There was a bit of a kerfuffle on Twitter the other night, when one blogger took umbrage to another blogger referring to her as a Mummy blogger.
I know. A kerfuffle on Twitter. Involving bloggers. Unprecedented.
One of the women involved was slighted at the very idea of being a Mummy blogger.
Another said, “Well, it’s okay, because I’m not a proper Mummy blogger.”
Lately, I seem to be reading a flood of Tweets, emails and blog posts about how some of us are PROPER Mummy bloggers. While the rest of us are, presumably, doing it all WRONG.
Perhaps this squirming under the label ‘Mummy blogger’ comes from the dubious social status that comes with being a ‘proper’ Mummy blogger – after all, being a Mummy isn’t considered a high-status role by many (stupid) people, and admitting you write a blog can be right up there will telling the world you play Dungeons and Dragons on a weekend, after your Mum has helped you update your online dating profile.
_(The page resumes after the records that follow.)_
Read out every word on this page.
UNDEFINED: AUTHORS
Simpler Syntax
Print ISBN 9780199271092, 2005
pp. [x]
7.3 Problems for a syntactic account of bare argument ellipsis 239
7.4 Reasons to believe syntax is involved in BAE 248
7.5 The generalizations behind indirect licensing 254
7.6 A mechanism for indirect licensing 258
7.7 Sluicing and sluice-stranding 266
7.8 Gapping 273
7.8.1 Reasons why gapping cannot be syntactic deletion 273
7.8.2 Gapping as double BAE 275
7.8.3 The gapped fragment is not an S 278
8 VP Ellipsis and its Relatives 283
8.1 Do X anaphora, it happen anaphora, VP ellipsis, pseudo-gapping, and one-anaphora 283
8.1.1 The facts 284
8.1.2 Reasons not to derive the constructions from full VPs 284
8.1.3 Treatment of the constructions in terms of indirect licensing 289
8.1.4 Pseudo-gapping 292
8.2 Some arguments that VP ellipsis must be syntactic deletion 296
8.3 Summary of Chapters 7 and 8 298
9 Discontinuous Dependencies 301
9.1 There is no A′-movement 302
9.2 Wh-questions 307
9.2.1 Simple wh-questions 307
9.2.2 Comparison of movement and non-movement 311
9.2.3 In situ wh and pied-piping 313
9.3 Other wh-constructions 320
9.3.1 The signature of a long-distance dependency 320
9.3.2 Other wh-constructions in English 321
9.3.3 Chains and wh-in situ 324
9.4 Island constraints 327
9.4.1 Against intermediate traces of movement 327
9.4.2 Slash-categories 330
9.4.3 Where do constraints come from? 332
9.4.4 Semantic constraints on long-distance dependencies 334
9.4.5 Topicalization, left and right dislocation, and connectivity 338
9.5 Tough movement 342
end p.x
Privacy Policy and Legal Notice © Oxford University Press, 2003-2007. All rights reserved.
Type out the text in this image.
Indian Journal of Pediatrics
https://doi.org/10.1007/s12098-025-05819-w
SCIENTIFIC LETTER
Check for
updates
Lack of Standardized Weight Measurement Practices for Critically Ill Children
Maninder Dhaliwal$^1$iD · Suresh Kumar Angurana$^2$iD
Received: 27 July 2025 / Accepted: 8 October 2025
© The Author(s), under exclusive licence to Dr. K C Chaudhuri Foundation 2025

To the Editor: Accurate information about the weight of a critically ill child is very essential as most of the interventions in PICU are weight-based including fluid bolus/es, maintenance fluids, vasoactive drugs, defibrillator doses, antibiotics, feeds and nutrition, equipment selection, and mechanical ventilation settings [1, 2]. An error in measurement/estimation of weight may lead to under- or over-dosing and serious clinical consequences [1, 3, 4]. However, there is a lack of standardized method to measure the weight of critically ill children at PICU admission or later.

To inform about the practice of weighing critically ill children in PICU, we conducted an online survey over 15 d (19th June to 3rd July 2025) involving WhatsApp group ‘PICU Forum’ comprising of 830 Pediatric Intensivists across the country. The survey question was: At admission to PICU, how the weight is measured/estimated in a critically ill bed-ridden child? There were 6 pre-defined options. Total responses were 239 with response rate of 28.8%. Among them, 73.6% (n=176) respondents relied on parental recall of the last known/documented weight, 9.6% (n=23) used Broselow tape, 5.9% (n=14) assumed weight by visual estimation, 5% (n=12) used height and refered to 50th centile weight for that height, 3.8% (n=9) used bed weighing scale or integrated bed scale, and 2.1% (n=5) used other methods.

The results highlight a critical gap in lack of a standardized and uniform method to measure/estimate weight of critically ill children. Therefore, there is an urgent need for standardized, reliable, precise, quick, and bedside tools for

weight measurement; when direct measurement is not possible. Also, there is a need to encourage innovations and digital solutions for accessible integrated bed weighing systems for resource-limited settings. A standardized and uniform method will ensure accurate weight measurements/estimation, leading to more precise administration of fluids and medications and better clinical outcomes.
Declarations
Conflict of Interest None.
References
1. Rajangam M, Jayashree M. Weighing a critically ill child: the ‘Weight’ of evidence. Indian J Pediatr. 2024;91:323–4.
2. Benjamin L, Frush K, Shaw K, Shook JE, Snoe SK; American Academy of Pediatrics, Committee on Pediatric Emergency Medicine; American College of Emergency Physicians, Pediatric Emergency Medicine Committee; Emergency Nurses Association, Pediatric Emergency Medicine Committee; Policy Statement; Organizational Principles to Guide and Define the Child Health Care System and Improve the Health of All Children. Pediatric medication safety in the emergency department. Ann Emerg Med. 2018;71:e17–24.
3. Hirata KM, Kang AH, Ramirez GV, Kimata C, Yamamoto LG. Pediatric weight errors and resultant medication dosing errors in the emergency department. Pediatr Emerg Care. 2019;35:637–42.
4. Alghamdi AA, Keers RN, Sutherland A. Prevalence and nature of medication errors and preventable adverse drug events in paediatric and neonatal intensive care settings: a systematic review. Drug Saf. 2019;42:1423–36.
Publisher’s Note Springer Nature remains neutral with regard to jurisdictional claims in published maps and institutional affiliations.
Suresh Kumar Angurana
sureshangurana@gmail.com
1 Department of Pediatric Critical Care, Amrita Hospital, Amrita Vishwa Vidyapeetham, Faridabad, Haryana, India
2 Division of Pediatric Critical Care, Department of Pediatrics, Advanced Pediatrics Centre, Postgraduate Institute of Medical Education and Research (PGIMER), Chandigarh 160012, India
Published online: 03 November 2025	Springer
In some circles, Mummy blogging is talked about with open derision. And there seem to be so many rules. What’s fun about that?
Here’s the thing, though – I love being a Mummy blogger. I’ve no issue with telling people I write a Mummy blog. I’m proud of this imperfect, slightly weird record of our lives.
For me, Mummy bloggers are women who write about their lives as mothers, and people in the world. Sometimes, we write about things that happen inside our families, but we’re just as likely to write about the things we see, people we meet, and places we go.
A Mummy blog, then, can be anything you want it to be. A Mummy blog can be a journal, a platform to campaign or educate, an emotional outlet, a creative exercise or professional springboard. It can be a way to generate extra funds or bring some new products and experiences into the family. It can be any combination of those things on any different day.
And it can – clutch your chest, ladies – be written by a man. Who will probably get to call themselves a ‘Dad who blogs’ as though that’s somehow more serious and worthy than what we frivolous mothers get up to online.
Many parent bloggers work with brands. That doesn’t make them a sell-out. Most bloggers write their posts with care, and put their names to everything they write. That’s a lot more honest and transparent than a great deal of media in 2011, frankly. Providing everyone’s operating within the law, I see no reason for anyone to judge any blogger for whatever arrangement they might come to with a business.
I read hundreds of parent blogs every month as publisher of the Tots100. And what those blogs have in common is that they’re providing a platform for women’s voices to be heard. And in a time when women are still battling for equality in so many parts of life, I can’t help but feel a little thrill of triumph every time I think about how women are using social media to make themselves heard.
So, yeah. I’m a Mummy Blogger. As for being proper, well, it’s a bit late to start now, isn’t it?
What do you think – is there a definition of ‘proper’ Mummy blogging, or do you take a more relaxed view?